I’m probably not even as far as you so I can’t say, but YDKJS has incredible reviews here. Look it up on the forums - you’ll also probably find @P1xt 's advice on what to read - and why they don’t like Eloquent Javascript that much.
YDKJS … I find it amazing: clear, not an heavy read, plenty of coding example. It is great read together the Udemy “JavaScript the wierd parts” course, actually YDKJS is the “book” copy.
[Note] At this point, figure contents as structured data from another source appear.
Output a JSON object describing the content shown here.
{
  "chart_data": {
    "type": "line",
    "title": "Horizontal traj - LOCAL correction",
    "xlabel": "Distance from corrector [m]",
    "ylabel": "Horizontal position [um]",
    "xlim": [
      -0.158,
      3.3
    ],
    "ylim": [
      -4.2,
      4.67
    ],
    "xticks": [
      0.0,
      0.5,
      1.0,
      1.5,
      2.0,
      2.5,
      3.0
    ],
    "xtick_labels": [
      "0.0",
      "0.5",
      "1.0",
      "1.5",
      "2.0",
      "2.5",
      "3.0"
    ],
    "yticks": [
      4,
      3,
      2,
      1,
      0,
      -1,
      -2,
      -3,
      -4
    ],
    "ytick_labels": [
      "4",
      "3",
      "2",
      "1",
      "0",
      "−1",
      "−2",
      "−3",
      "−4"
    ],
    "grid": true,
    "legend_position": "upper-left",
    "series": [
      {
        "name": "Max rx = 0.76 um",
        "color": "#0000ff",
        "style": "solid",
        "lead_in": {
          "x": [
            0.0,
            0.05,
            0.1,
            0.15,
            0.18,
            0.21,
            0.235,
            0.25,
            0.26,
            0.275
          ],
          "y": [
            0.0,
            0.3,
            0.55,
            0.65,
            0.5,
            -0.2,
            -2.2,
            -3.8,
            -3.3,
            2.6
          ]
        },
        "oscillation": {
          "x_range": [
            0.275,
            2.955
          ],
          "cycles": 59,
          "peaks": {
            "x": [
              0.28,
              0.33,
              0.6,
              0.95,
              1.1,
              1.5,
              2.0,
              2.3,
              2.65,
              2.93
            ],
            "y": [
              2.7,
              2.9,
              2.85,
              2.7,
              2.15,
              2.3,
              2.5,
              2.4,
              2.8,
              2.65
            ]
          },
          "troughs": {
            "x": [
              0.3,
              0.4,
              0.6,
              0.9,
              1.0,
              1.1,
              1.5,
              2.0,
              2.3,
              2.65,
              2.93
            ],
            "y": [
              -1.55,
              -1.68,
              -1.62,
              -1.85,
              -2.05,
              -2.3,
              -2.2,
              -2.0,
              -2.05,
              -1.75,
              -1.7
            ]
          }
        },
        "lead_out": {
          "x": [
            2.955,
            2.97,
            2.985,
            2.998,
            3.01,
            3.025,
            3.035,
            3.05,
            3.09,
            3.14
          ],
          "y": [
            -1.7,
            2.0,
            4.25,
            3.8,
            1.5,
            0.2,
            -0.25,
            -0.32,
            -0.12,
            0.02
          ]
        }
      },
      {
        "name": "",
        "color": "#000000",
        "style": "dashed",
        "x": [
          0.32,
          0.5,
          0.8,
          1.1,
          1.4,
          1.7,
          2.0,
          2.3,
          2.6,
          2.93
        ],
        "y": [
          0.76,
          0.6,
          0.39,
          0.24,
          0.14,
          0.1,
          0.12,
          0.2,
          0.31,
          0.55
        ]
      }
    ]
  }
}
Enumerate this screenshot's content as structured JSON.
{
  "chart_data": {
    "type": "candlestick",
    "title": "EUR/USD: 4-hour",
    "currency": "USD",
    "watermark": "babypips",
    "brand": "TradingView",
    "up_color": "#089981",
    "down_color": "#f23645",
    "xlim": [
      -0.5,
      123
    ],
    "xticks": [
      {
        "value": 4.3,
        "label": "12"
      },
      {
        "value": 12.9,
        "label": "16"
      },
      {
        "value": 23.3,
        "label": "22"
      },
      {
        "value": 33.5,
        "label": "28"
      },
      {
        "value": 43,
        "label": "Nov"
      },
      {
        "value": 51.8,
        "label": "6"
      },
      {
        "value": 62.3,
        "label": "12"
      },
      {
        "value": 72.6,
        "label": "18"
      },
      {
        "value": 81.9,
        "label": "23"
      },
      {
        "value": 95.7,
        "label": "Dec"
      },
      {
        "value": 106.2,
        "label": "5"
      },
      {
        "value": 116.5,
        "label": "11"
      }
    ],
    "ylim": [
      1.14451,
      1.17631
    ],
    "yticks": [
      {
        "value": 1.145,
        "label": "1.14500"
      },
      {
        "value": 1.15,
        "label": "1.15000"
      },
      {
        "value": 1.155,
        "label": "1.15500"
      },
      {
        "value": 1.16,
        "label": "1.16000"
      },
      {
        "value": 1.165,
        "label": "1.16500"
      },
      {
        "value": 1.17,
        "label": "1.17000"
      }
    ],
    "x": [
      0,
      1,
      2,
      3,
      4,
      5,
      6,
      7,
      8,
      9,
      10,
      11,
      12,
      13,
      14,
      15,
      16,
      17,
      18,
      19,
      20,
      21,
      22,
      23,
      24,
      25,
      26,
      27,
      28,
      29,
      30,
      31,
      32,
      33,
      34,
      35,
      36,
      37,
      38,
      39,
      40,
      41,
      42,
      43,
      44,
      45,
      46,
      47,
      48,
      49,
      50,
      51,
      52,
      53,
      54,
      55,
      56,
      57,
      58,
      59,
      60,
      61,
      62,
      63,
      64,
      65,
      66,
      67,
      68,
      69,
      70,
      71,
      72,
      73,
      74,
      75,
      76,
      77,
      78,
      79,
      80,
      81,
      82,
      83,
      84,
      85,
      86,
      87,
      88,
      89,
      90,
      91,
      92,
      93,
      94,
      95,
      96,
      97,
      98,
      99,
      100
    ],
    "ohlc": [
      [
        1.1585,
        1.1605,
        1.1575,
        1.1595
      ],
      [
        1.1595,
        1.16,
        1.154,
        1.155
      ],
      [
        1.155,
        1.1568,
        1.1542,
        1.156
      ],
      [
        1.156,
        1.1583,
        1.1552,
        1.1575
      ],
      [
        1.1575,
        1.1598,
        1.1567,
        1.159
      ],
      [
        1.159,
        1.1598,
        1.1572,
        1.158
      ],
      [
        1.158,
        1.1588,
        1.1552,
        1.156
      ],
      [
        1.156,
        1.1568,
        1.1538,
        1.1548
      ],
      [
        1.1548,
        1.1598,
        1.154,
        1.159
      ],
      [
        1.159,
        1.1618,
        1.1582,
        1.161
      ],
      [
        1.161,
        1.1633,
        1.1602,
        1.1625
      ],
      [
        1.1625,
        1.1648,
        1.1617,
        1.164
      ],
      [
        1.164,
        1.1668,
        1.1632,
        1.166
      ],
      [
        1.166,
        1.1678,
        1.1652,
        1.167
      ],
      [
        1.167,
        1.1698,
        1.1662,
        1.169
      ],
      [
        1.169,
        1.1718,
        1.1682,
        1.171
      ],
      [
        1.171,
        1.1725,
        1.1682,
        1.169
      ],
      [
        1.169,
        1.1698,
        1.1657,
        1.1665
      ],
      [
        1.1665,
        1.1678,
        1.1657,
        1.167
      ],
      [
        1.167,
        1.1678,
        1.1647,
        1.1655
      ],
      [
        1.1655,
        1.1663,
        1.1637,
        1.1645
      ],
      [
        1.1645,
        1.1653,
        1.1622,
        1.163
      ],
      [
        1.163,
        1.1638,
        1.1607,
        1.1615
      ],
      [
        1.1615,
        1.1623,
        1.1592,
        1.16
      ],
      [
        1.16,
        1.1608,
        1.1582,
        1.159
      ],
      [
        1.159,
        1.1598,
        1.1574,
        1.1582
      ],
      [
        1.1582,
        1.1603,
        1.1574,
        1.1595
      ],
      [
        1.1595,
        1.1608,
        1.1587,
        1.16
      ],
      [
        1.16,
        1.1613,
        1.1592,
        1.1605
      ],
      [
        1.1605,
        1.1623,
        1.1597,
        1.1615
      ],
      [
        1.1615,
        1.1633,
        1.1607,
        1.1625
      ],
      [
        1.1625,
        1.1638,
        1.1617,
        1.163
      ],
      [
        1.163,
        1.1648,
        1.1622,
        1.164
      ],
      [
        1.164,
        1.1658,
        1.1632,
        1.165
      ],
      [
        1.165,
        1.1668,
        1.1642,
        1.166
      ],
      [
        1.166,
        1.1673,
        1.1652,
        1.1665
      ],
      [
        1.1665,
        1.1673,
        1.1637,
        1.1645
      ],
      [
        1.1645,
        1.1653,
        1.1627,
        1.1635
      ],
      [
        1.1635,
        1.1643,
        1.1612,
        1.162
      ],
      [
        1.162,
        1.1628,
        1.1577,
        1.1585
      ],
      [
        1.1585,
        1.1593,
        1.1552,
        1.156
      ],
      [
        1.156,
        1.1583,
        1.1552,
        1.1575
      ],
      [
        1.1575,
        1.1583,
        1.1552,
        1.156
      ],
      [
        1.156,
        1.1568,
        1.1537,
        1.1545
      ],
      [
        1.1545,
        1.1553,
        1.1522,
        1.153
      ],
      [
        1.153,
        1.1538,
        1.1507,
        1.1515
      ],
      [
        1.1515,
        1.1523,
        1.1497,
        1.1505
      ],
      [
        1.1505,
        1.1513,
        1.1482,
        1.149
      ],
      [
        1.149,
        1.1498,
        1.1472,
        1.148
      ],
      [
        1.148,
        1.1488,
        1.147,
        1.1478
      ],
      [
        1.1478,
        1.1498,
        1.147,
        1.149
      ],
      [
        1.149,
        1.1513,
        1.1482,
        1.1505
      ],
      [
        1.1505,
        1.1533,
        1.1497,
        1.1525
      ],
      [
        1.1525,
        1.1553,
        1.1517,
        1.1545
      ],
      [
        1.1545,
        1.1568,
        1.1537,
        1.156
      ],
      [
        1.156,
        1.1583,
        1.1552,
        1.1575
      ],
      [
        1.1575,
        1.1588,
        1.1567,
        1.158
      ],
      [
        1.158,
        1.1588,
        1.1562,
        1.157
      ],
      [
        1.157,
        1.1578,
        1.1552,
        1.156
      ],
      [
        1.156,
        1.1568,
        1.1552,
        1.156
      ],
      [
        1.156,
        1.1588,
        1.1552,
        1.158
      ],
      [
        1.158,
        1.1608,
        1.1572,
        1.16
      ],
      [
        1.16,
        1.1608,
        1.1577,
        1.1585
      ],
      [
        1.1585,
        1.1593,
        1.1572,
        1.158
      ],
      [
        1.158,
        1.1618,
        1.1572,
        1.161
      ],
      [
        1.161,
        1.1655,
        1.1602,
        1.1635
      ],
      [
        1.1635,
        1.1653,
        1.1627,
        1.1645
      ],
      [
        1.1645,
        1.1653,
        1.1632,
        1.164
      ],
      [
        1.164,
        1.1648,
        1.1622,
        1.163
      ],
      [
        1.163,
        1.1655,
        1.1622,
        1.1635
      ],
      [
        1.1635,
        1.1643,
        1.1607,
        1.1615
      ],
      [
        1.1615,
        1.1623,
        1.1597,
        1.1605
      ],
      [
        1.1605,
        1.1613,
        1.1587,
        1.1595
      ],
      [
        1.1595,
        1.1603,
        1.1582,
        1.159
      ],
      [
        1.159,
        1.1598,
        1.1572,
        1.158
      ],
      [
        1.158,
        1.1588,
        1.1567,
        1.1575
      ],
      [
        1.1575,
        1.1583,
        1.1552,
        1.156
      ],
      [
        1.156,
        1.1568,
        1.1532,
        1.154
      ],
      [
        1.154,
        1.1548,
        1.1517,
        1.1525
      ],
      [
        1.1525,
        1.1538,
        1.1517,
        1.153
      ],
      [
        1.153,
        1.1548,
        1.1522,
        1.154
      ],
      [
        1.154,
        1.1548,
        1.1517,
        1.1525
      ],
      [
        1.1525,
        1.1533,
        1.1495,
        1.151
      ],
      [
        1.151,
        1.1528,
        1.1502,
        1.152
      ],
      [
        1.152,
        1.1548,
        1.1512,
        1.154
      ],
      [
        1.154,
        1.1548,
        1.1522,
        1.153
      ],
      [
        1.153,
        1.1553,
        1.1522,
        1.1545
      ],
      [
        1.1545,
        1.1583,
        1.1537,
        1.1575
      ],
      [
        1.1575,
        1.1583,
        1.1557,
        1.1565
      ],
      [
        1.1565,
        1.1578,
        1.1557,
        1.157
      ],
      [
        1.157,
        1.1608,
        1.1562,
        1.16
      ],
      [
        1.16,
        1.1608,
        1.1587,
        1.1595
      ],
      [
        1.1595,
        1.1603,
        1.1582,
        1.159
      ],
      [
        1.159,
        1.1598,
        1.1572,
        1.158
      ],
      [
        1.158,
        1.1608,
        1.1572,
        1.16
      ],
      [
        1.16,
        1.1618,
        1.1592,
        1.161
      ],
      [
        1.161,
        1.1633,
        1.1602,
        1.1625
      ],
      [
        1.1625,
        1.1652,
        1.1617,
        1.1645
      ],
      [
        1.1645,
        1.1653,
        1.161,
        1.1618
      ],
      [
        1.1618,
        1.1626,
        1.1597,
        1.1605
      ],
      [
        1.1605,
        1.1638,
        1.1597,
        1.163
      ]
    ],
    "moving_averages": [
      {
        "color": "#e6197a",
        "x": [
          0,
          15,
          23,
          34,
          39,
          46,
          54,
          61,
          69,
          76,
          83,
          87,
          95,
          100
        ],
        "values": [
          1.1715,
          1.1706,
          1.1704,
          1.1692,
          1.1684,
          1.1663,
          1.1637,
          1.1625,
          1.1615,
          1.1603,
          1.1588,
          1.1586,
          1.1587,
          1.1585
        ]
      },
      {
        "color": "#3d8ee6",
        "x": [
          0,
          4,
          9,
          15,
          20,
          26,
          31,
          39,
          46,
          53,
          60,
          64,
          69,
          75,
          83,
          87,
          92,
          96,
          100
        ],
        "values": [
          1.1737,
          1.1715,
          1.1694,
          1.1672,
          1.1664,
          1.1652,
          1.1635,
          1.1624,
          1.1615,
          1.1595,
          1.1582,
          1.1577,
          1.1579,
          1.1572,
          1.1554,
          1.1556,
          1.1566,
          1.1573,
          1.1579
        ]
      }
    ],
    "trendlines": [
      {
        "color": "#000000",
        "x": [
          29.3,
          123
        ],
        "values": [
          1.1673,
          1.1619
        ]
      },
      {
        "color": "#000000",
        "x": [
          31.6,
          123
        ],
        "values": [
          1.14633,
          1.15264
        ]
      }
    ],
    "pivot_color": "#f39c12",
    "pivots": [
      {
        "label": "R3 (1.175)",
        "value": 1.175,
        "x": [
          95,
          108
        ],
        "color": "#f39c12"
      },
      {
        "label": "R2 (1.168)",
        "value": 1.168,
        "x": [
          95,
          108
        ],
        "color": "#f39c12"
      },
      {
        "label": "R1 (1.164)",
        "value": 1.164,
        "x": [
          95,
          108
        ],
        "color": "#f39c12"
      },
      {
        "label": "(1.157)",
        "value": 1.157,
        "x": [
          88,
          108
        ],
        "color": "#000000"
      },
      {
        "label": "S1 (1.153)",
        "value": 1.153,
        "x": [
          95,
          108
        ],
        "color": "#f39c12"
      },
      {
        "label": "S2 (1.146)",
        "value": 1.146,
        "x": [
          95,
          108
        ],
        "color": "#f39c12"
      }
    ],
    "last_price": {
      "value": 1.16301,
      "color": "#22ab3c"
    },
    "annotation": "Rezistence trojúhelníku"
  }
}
Highlight on important topics like Objects, Closure and Scope…first book, has a great intro to most important elements of the JavaScript engine.
The Ducket book, it’s a nice to have…good explanation, great illustrations, but the topics are not shown in a real logic way, for somebody looking at JS for the first time it can be confusing.
Eloquent is also a nice to have (it’s free so no harm)…for sure there interesting concepts to grab, but personally I do not like for learning purposes (rather as a bed reading)…layout and examples I don’t find really explanatory.
In conclusion, for JavaScript reading, I would suggest the online documentation at the Mozilla Development web page…amazing.
@benjaminthedev
Before buying a book just check out first if they are offered for free, unless you want to contibute with the author and get addtional services, which I think it is also an option.
confirmed great books:
1. "Javascript and JQuery" by John Ducket (rly nice overview on all important concepts)
2. "JS Up & Going" by Kyle Simpson (1st book free, from "You dont know JS" Series, rly good)
3. "Learning Javascript" by Ethan Brown (best+newest maybe, client+server-side-JS)
I have the actual book, but there is probably an ebook for this too. It’s called “A Smarter Way to Learn Javascript” by Mark Myers. It breaks Javascript in bite sized chunks and has helped me understand a lot more. I would highly recommend it.